Arts D G T, Cornet R, de Jonge E, de Keizer N F
Academic Medical Center, Department of Medical Informatics. P.O. Box 22700, 1100 DE Amsterdam, The Netherlands.
Methods Inf Med. 2005;44(5):616-25.
The usability of terminological systems (TSs) strongly depends on the coverage and correctness of their content. The objective of this study was to create a literature overview of aspects related to the content of TSs and of methods for the evaluation of the content of TSs. The extent to which these methods overlap or complement each other is investigated.

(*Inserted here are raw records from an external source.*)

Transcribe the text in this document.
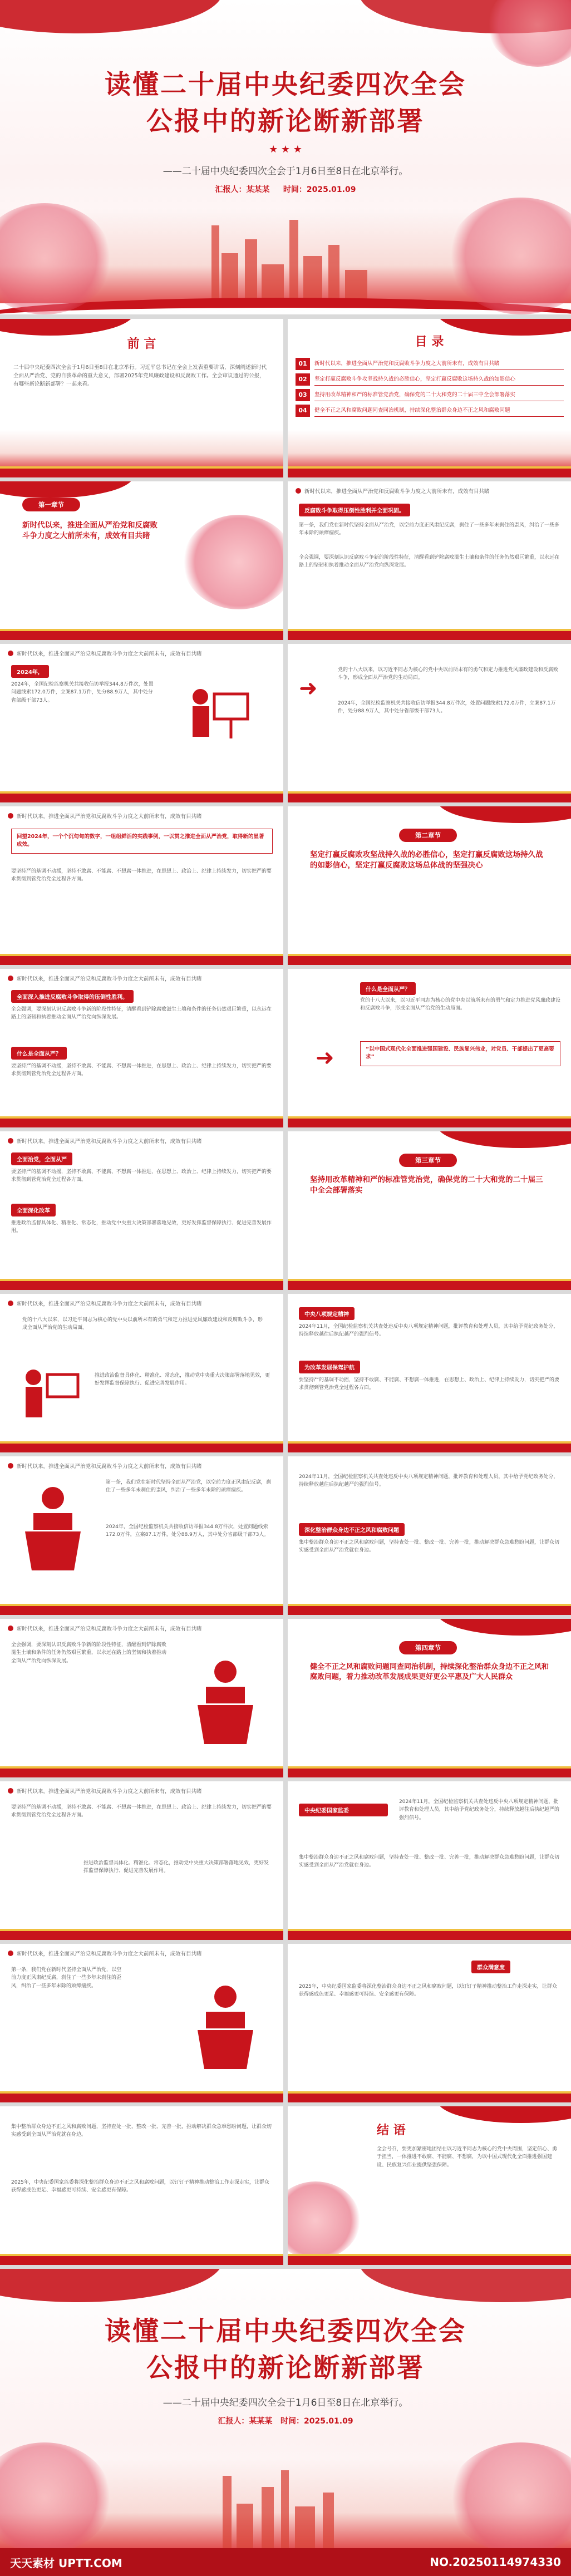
读懂二十届中央纪委四次全会
公报中的新论断新部署
★ ★ ★
——二十届中央纪委四次全会于1月6日至8日在北京举行。
汇报人：某某某 时间：2025.01.09
前 言
二十届中央纪委四次全会于1月6日至8日在北京举行。习近平总书记在全会上发表重要讲话，深刻阐述新时代全面从严治党、党的自我革命的重大意义，部署2025年党风廉政建设和反腐败工作。全会审议通过的公报，有哪些新论断新部署？一起来看。
目 录
01	新时代以来，推进全面从严治党和反腐败斗争力度之大前所未有，成效有目共睹
02	坚定打赢反腐败斗争攻坚战持久战的必胜信心，坚定打赢反腐败这场持久战的如影信心
03	坚持用改革精神和严的标准管党治党，确保党的二十大和党的二十届三中全会部署落实
04	健全不正之风和腐败问题同查同治机制，持续深化整治群众身边不正之风和腐败问题
第一章节
新时代以来，推进全面从严治党和反腐败斗争力度之大前所未有，成效有目共睹
新时代以来，推进全面从严治党和反腐败斗争力度之大前所未有，成效有目共睹
反腐败斗争取得压倒性胜利并全面巩固。
第一条，我们党在新时代坚持全面从严治党，以空前力度正风肃纪反腐，刹住了一些多年未刹住的歪风，纠治了一些多年未除的顽瘴痼疾。
全会强调，要深刻认识反腐败斗争新的阶段性特征，清醒看到铲除腐败滋生土壤和条件的任务仍然艰巨繁重，以永远在路上的坚韧和执着推动全面从严治党向纵深发展。
新时代以来，推进全面从严治党和反腐败斗争力度之大前所未有，成效有目共睹
2024年，
2024年，全国纪检监察机关共接收信访举报344.8万件次，处置问题线索172.0万件，立案87.1万件，处分88.9万人，其中处分省部级干部73人。	➜
党的十八大以来，以习近平同志为核心的党中央以前所未有的勇气和定力推进党风廉政建设和反腐败斗争，形成全面从严治党的生动局面。
2024年，全国纪检监察机关共接收信访举报344.8万件次，处置问题线索172.0万件，立案87.1万件，处分88.9万人，其中处分省部级干部73人。
新时代以来，推进全面从严治党和反腐败斗争力度之大前所未有，成效有目共睹
回望2024年，一个个沉甸甸的数字，一组组鲜活的实践事例，一以贯之推进全面从严治党，取得新的显著成效。
要坚持严的基调不动摇，坚持不敢腐、不能腐、不想腐一体推进，在思想上、政治上、纪律上持续发力，切实把严的要求贯彻到管党治党全过程各方面。
第二章节
坚定打赢反腐败攻坚战持久战的必胜信心，坚定打赢反腐败这场持久战的如影信心，坚定打赢反腐败这场总体战的坚强决心
新时代以来，推进全面从严治党和反腐败斗争力度之大前所未有，成效有目共睹
全面深入推进反腐败斗争取得的压倒性胜利。
全会强调，要深刻认识反腐败斗争新的阶段性特征，清醒看到铲除腐败滋生土壤和条件的任务仍然艰巨繁重，以永远在路上的坚韧和执着推动全面从严治党向纵深发展。
什么是全面从严？
要坚持严的基调不动摇，坚持不敢腐、不能腐、不想腐一体推进，在思想上、政治上、纪律上持续发力，切实把严的要求贯彻到管党治党全过程各方面。
什么是全面从严？
党的十八大以来，以习近平同志为核心的党中央以前所未有的勇气和定力推进党风廉政建设和反腐败斗争，形成全面从严治党的生动局面。
➜	“以中国式现代化全面推进强国建设、民族复兴伟业，对党员、干部提出了更高要求”
新时代以来，推进全面从严治党和反腐败斗争力度之大前所未有，成效有目共睹
全面治党，全面从严
要坚持严的基调不动摇，坚持不敢腐、不能腐、不想腐一体推进，在思想上、政治上、纪律上持续发力，切实把严的要求贯彻到管党治党全过程各方面。
全面深化改革
推进政治监督具体化、精准化、常态化，推动党中央重大决策部署落地见效，更好发挥监督保障执行、促进完善发展作用。
第三章节
坚持用改革精神和严的标准管党治党，确保党的二十大和党的二十届三中全会部署落实
新时代以来，推进全面从严治党和反腐败斗争力度之大前所未有，成效有目共睹
党的十八大以来，以习近平同志为核心的党中央以前所未有的勇气和定力推进党风廉政建设和反腐败斗争，形成全面从严治党的生动局面。
推进政治监督具体化、精准化、常态化，推动党中央重大决策部署落地见效，更好发挥监督保障执行、促进完善发展作用。
中央八项规定精神
2024年11月，全国纪检监察机关共查处违反中央八项规定精神问题，批评教育和处理人员，其中给予党纪政务处分，持续释放越往后执纪越严的强烈信号。
为改革发展保驾护航
要坚持严的基调不动摇，坚持不敢腐、不能腐、不想腐一体推进，在思想上、政治上、纪律上持续发力，切实把严的要求贯彻到管党治党全过程各方面。
新时代以来，推进全面从严治党和反腐败斗争力度之大前所未有，成效有目共睹
第一条，我们党在新时代坚持全面从严治党，以空前力度正风肃纪反腐，刹住了一些多年未刹住的歪风，纠治了一些多年未除的顽瘴痼疾。
2024年，全国纪检监察机关共接收信访举报344.8万件次，处置问题线索172.0万件，立案87.1万件，处分88.9万人，其中处分省部级干部73人。
2024年11月，全国纪检监察机关共查处违反中央八项规定精神问题，批评教育和处理人员，其中给予党纪政务处分，持续释放越往后执纪越严的强烈信号。
深化整治群众身边不正之风和腐败问题
集中整治群众身边不正之风和腐败问题，坚持查处一批、整改一批、完善一批，推动解决群众急难愁盼问题，让群众切实感受到全面从严治党就在身边。
新时代以来，推进全面从严治党和反腐败斗争力度之大前所未有，成效有目共睹
全会强调，要深刻认识反腐败斗争新的阶段性特征，清醒看到铲除腐败滋生土壤和条件的任务仍然艰巨繁重，以永远在路上的坚韧和执着推动全面从严治党向纵深发展。
第四章节
健全不正之风和腐败问题同查同治机制，持续深化整治群众身边不正之风和腐败问题，着力推动改革发展成果更好更公平惠及广大人民群众
新时代以来，推进全面从严治党和反腐败斗争力度之大前所未有，成效有目共睹
要坚持严的基调不动摇，坚持不敢腐、不能腐、不想腐一体推进，在思想上、政治上、纪律上持续发力，切实把严的要求贯彻到管党治党全过程各方面。
推进政治监督具体化、精准化、常态化，推动党中央重大决策部署落地见效，更好发挥监督保障执行、促进完善发展作用。
中央纪委国家监委
2024年11月，全国纪检监察机关共查处违反中央八项规定精神问题，批评教育和处理人员，其中给予党纪政务处分，持续释放越往后执纪越严的强烈信号。
集中整治群众身边不正之风和腐败问题，坚持查处一批、整改一批、完善一批，推动解决群众急难愁盼问题，让群众切实感受到全面从严治党就在身边。
新时代以来，推进全面从严治党和反腐败斗争力度之大前所未有，成效有目共睹
第一条，我们党在新时代坚持全面从严治党，以空前力度正风肃纪反腐，刹住了一些多年未刹住的歪风，纠治了一些多年未除的顽瘴痼疾。
群众满意度
2025年，中央纪委国家监委将深化整治群众身边不正之风和腐败问题，以钉钉子精神推动整治工作走深走实，让群众获得感成色更足、幸福感更可持续、安全感更有保障。
集中整治群众身边不正之风和腐败问题，坚持查处一批、整改一批、完善一批，推动解决群众急难愁盼问题，让群众切实感受到全面从严治党就在身边。
2025年，中央纪委国家监委将深化整治群众身边不正之风和腐败问题，以钉钉子精神推动整治工作走深走实，让群众获得感成色更足、幸福感更可持续、安全感更有保障。
结 语
全会号召，要更加紧密地团结在以习近平同志为核心的党中央周围，坚定信心、勇于担当，一体推进不敢腐、不能腐、不想腐，为以中国式现代化全面推进强国建设、民族复兴伟业提供坚强保障。
读懂二十届中央纪委四次全会
公报中的新论断新部署
——二十届中央纪委四次全会于1月6日至8日在北京举行。
汇报人：某某某 时间：2025.01.09
天天素材 UPTT.COM	NO.20250114974330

We reviewed literature and composed definitions for aspects of the evaluation of the content of TSs. Of the methods described in literature three were selected: 1) Concept matching in which two samples of concepts representing a) documentation of reasons for admission in daily care practice and b) aggregation of patient groups for research, are looked up in the TS in order to assess its coverage; 2) Formal algorithmic evaluation in which reasoning on the formally represented content is used to detect inconsistencies; and 3) Expert review in which a random sample of concepts are checked for incorrect and incomplete terms and relations. These evaluation methods were applied in a case study on the locally developed TS DICE (Diagnoses for Intensive Care Evaluation).
None of the applied methods covered all the aspects of the content of a TS. The results of concept matching differed for the two use cases (63% vs. 52% perfect matches). Expert review revealed many more errors and incompleteness than formal algorithmic evaluation.
To evaluate the content of a TS, using a combination of evaluation methods is preferable. Different representative samples, reflecting the uses of TSs, lead to different results for concept matching. Expert review appears to be very valuable, but time consuming. Formal algorithmic evaluation has the potential to decrease the workload of human reviewers but detects only logical inconsistencies. Further research is required to exploit the potentials of formal algorithmic evaluation.
术语系统(TSs)的可用性在很大程度上取决于其内容的覆盖范围和正确性。本研究的目的是对与TSs内容相关的方面以及TSs内容评估方法进行文献综述。研究这些方法相互重叠或补充的程度。
我们回顾了文献并为TSs内容评估的各个方面编写了定义。从文献中描述的方法中选择了三种:1)概念匹配,即在TS中查找分别代表a)日常护理实践中入院原因记录和b)研究患者群体汇总的两个概念样本,以评估其覆盖范围;2)形式算法评估,即利用对形式化表示内容的推理来检测不一致性;3)专家评审,即对随机抽取的概念样本检查是否存在不正确和不完整的术语及关系。这些评估方法应用于对本地开发的TS DICE(重症监护评估诊断)的案例研究。
所应用的方法均未涵盖TS内容的所有方面。两个用例的概念匹配结果不同(完美匹配率分别为63%和52%)。专家评审发现的错误和不完整性比形式算法评估多得多。
为评估TS的内容,最好结合使用多种评估方法。反映TSs用途的不同代表性样本会导致概念匹配产生不同结果。专家评审似乎非常有价值,但耗时较长。形式算法评估有可能减少人工评审的工作量,但只能检测逻辑不一致性。需要进一步研究以挖掘形式算法评估的潜力。